Berita >
Said Didu: Negara Menunjukkan Ketegasan Berlebih terhadap Sawit
Mantan Sekretaris Kementerian BUMN, Muhammad Said Didu. Foto: kumparan.com
Jakarta, myelaeis com – Mantan Sekretaris Kementerian BUMN Muhammad Said Didu menilai negara menunjukkan ketegasan berlebih terhadap sawit, namun justru bersikap longgar terhadap tambang yang sama-sama bermasalah secara hukum.
Melalui pernyataan yang ia sampaikan di media sosial X, Jumat (26/12), Said Didu menyoroti ketimpangan kebijakan penertiban lahan.

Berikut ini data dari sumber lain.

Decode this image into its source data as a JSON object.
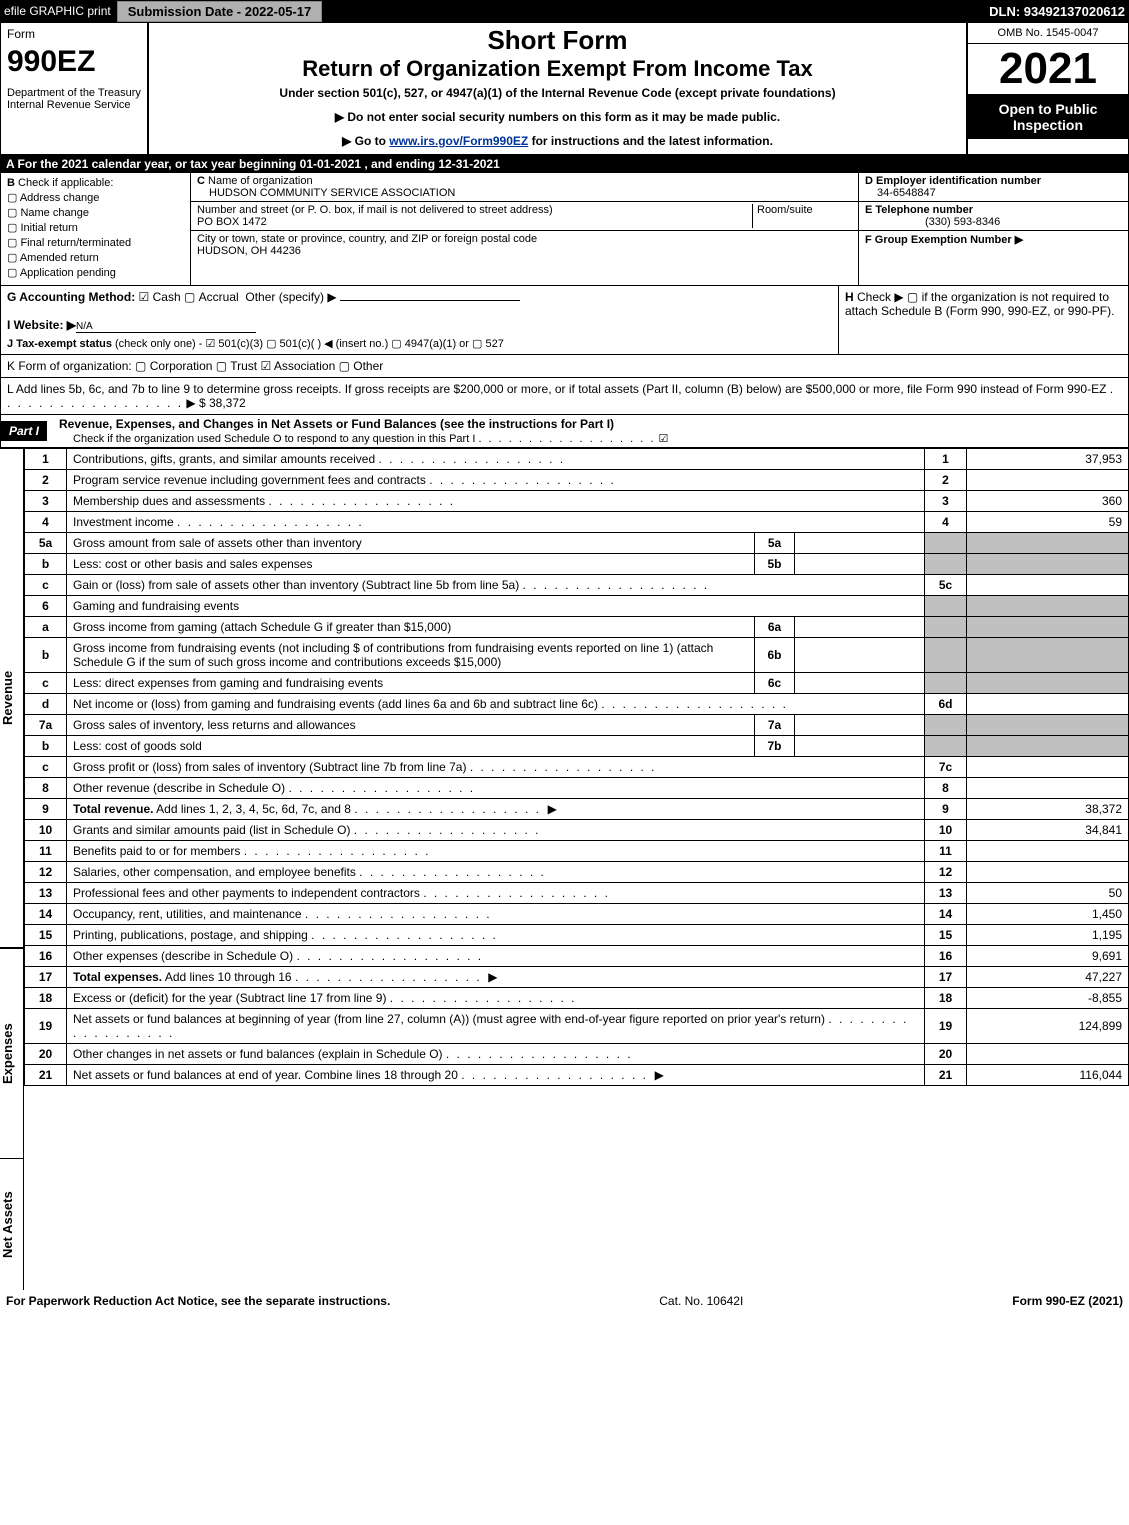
{
  "topbar": {
    "efile": "efile GRAPHIC print",
    "submission": "Submission Date - 2022-05-17",
    "dln": "DLN: 93492137020612"
  },
  "header": {
    "form_label": "Form",
    "form_no": "990EZ",
    "dept": "Department of the Treasury\nInternal Revenue Service",
    "short_form": "Short Form",
    "title": "Return of Organization Exempt From Income Tax",
    "subtitle": "Under section 501(c), 527, or 4947(a)(1) of the Internal Revenue Code (except private foundations)",
    "instr1": "▶ Do not enter social security numbers on this form as it may be made public.",
    "instr2_pre": "▶ Go to ",
    "instr2_link": "www.irs.gov/Form990EZ",
    "instr2_post": " for instructions and the latest information.",
    "omb": "OMB No. 1545-0047",
    "year": "2021",
    "open": "Open to Public Inspection"
  },
  "section_a": "A  For the 2021 calendar year, or tax year beginning 01-01-2021 , and ending 12-31-2021",
  "section_b": {
    "label": "B",
    "check_if": "Check if applicable:",
    "options": [
      "Address change",
      "Name change",
      "Initial return",
      "Final return/terminated",
      "Amended return",
      "Application pending"
    ],
    "c_label": "C",
    "name_label": "Name of organization",
    "org_name": "HUDSON COMMUNITY SERVICE ASSOCIATION",
    "addr_label": "Number and street (or P. O. box, if mail is not delivered to street address)",
    "room_label": "Room/suite",
    "address": "PO BOX 1472",
    "city_label": "City or town, state or province, country, and ZIP or foreign postal code",
    "city": "HUDSON, OH  44236",
    "d_label": "D Employer identification number",
    "ein": "34-6548847",
    "e_label": "E Telephone number",
    "phone": "(330) 593-8346",
    "f_label": "F Group Exemption Number   ▶",
    "f_val": ""
  },
  "section_g": {
    "g_label": "G Accounting Method:",
    "cash": "Cash",
    "accrual": "Accrual",
    "other": "Other (specify) ▶",
    "h_label": "H",
    "h_text": "Check ▶ ▢ if the organization is not required to attach Schedule B (Form 990, 990-EZ, or 990-PF).",
    "i_label": "I Website: ▶",
    "website": "N/A",
    "j_label": "J Tax-exempt status",
    "j_text": "(check only one) - ☑ 501(c)(3) ▢ 501(c)(  ) ◀ (insert no.) ▢ 4947(a)(1) or ▢ 527"
  },
  "section_k": "K Form of organization:  ▢ Corporation  ▢ Trust  ☑ Association  ▢ Other",
  "section_l": {
    "text": "L Add lines 5b, 6c, and 7b to line 9 to determine gross receipts. If gross receipts are $200,000 or more, or if total assets (Part II, column (B) below) are $500,000 or more, file Form 990 instead of Form 990-EZ",
    "arrow": "▶ $",
    "value": "38,372"
  },
  "part1": {
    "tab": "Part I",
    "title": "Revenue, Expenses, and Changes in Net Assets or Fund Balances (see the instructions for Part I)",
    "check_text": "Check if the organization used Schedule O to respond to any question in this Part I",
    "check_val": "☑",
    "side_rev": "Revenue",
    "side_exp": "Expenses",
    "side_net": "Net Assets",
    "rows": [
      {
        "n": "1",
        "desc": "Contributions, gifts, grants, and similar amounts received",
        "vn": "1",
        "val": "37,953"
      },
      {
        "n": "2",
        "desc": "Program service revenue including government fees and contracts",
        "vn": "2",
        "val": ""
      },
      {
        "n": "3",
        "desc": "Membership dues and assessments",
        "vn": "3",
        "val": "360"
      },
      {
        "n": "4",
        "desc": "Investment income",
        "vn": "4",
        "val": "59"
      },
      {
        "n": "5a",
        "desc": "Gross amount from sale of assets other than inventory",
        "mid": "5a",
        "midval": ""
      },
      {
        "n": "b",
        "desc": "Less: cost or other basis and sales expenses",
        "mid": "5b",
        "midval": ""
      },
      {
        "n": "c",
        "desc": "Gain or (loss) from sale of assets other than inventory (Subtract line 5b from line 5a)",
        "vn": "5c",
        "val": ""
      },
      {
        "n": "6",
        "desc": "Gaming and fundraising events"
      },
      {
        "n": "a",
        "desc": "Gross income from gaming (attach Schedule G if greater than $15,000)",
        "mid": "6a",
        "midval": ""
      },
      {
        "n": "b",
        "desc": "Gross income from fundraising events (not including $               of contributions from fundraising events reported on line 1) (attach Schedule G if the sum of such gross income and contributions exceeds $15,000)",
        "mid": "6b",
        "midval": ""
      },
      {
        "n": "c",
        "desc": "Less: direct expenses from gaming and fundraising events",
        "mid": "6c",
        "midval": ""
      },
      {
        "n": "d",
        "desc": "Net income or (loss) from gaming and fundraising events (add lines 6a and 6b and subtract line 6c)",
        "vn": "6d",
        "val": ""
      },
      {
        "n": "7a",
        "desc": "Gross sales of inventory, less returns and allowances",
        "mid": "7a",
        "midval": ""
      },
      {
        "n": "b",
        "desc": "Less: cost of goods sold",
        "mid": "7b",
        "midval": ""
      },
      {
        "n": "c",
        "desc": "Gross profit or (loss) from sales of inventory (Subtract line 7b from line 7a)",
        "vn": "7c",
        "val": ""
      },
      {
        "n": "8",
        "desc": "Other revenue (describe in Schedule O)",
        "vn": "8",
        "val": ""
      },
      {
        "n": "9",
        "desc": "Total revenue. Add lines 1, 2, 3, 4, 5c, 6d, 7c, and 8",
        "vn": "9",
        "val": "38,372",
        "bold": true,
        "arrow": true
      }
    ],
    "exp_rows": [
      {
        "n": "10",
        "desc": "Grants and similar amounts paid (list in Schedule O)",
        "vn": "10",
        "val": "34,841"
      },
      {
        "n": "11",
        "desc": "Benefits paid to or for members",
        "vn": "11",
        "val": ""
      },
      {
        "n": "12",
        "desc": "Salaries, other compensation, and employee benefits",
        "vn": "12",
        "val": ""
      },
      {
        "n": "13",
        "desc": "Professional fees and other payments to independent contractors",
        "vn": "13",
        "val": "50"
      },
      {
        "n": "14",
        "desc": "Occupancy, rent, utilities, and maintenance",
        "vn": "14",
        "val": "1,450"
      },
      {
        "n": "15",
        "desc": "Printing, publications, postage, and shipping",
        "vn": "15",
        "val": "1,195"
      },
      {
        "n": "16",
        "desc": "Other expenses (describe in Schedule O)",
        "vn": "16",
        "val": "9,691"
      },
      {
        "n": "17",
        "desc": "Total expenses. Add lines 10 through 16",
        "vn": "17",
        "val": "47,227",
        "bold": true,
        "arrow": true
      }
    ],
    "net_rows": [
      {
        "n": "18",
        "desc": "Excess or (deficit) for the year (Subtract line 17 from line 9)",
        "vn": "18",
        "val": "-8,855"
      },
      {
        "n": "19",
        "desc": "Net assets or fund balances at beginning of year (from line 27, column (A)) (must agree with end-of-year figure reported on prior year's return)",
        "vn": "19",
        "val": "124,899"
      },
      {
        "n": "20",
        "desc": "Other changes in net assets or fund balances (explain in Schedule O)",
        "vn": "20",
        "val": ""
      },
      {
        "n": "21",
        "desc": "Net assets or fund balances at end of year. Combine lines 18 through 20",
        "vn": "21",
        "val": "116,044",
        "arrow": true
      }
    ]
  },
  "footer": {
    "left": "For Paperwork Reduction Act Notice, see the separate instructions.",
    "mid": "Cat. No. 10642I",
    "right": "Form 990-EZ (2021)"
  }
}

Ia mempertanyakan logika negara yang mengambil alih kebun sawit yang melanggar aturan, tetapi tidak melakukan hal serupa terhadap lahan tambang.

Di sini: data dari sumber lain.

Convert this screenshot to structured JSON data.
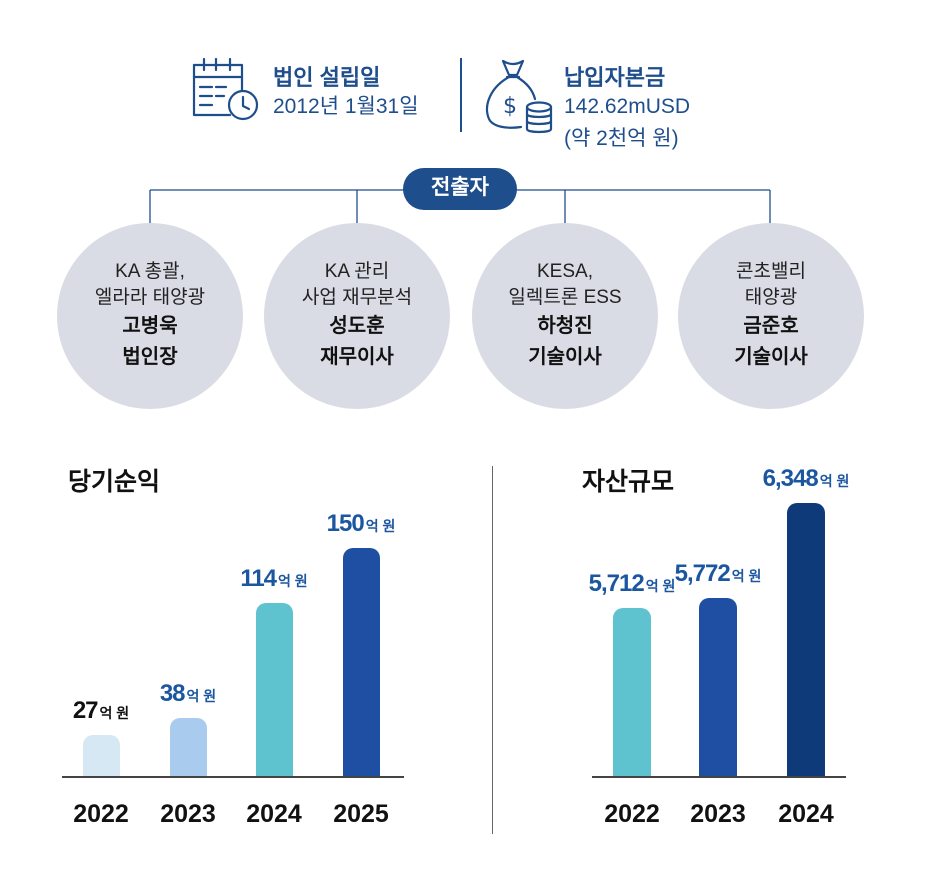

“Penertiban sawit itu diklaim sebagai pengembalian aset ke negara. Tapi penertiban tambang justru terlihat seperti legalisasi pelanggaran hukum,” tulisnya.
Said Didu memaparkan, secara luasan, pelanggaran di sektor sawit dan tambang tidak terpaut jauh. Kebun sawit yang dinilai melanggar aturan diperkirakan mencapai sekitar 5 juta hektare, sementara tambang yang bermasalah berada di kisaran 4,5 juta hektare. Namun, kebijakan negara terhadap dua sektor tersebut dinilai tidak seimbang.
Menurutnya, lahan sawit yang dianggap melanggar langsung ditarik oleh negara, disertai kewajiban membayar denda. Pengelolaannya kemudian dialihkan ke badan usaha milik negara.
Sebaliknya, pada sektor tambang, penertiban dinilai hanya berujung pada pembayaran denda tanpa pengambilalihan lahan oleh negara.
“Dalam praktiknya, sawit diambil negara dan dikelola BUMN. Tambang hanya didenda, tapi lahannya tetap dikuasai pelaku lama,” ujarnya.
Ia menilai pola tersebut berbahaya karena membuka ruang pemutihan pelanggaran hukum. Dengan membayar denda, perusahaan tambang yang sebelumnya melanggar aturan justru mendapatkan legitimasi untuk terus beroperasi.
“Artinya jelas, pelanggaran hukum di sektor tambang bisa selesai hanya dengan uang. Setelah itu, tambang jadi sah, dan kepemilikannya tetap di tangan oligarki dan asing,” kata Said Didu.
Kondisi ini, menurutnya, memperlihatkan ketimpangan serius dalam penegakan hukum sumber daya alam. Negara dinilai keras terhadap sawit yang kerap melibatkan petani dan pelaku usaha nasional, namun lembek saat berhadapan dengan kepentingan besar di sektor pertambangan.
“Kalau begini, penertiban sawit bisa disebut pengembalian ke negara. Tapi penertiban tambang justru penyerahan tambang ke oligarki dan asing secara legal,” tegasnya.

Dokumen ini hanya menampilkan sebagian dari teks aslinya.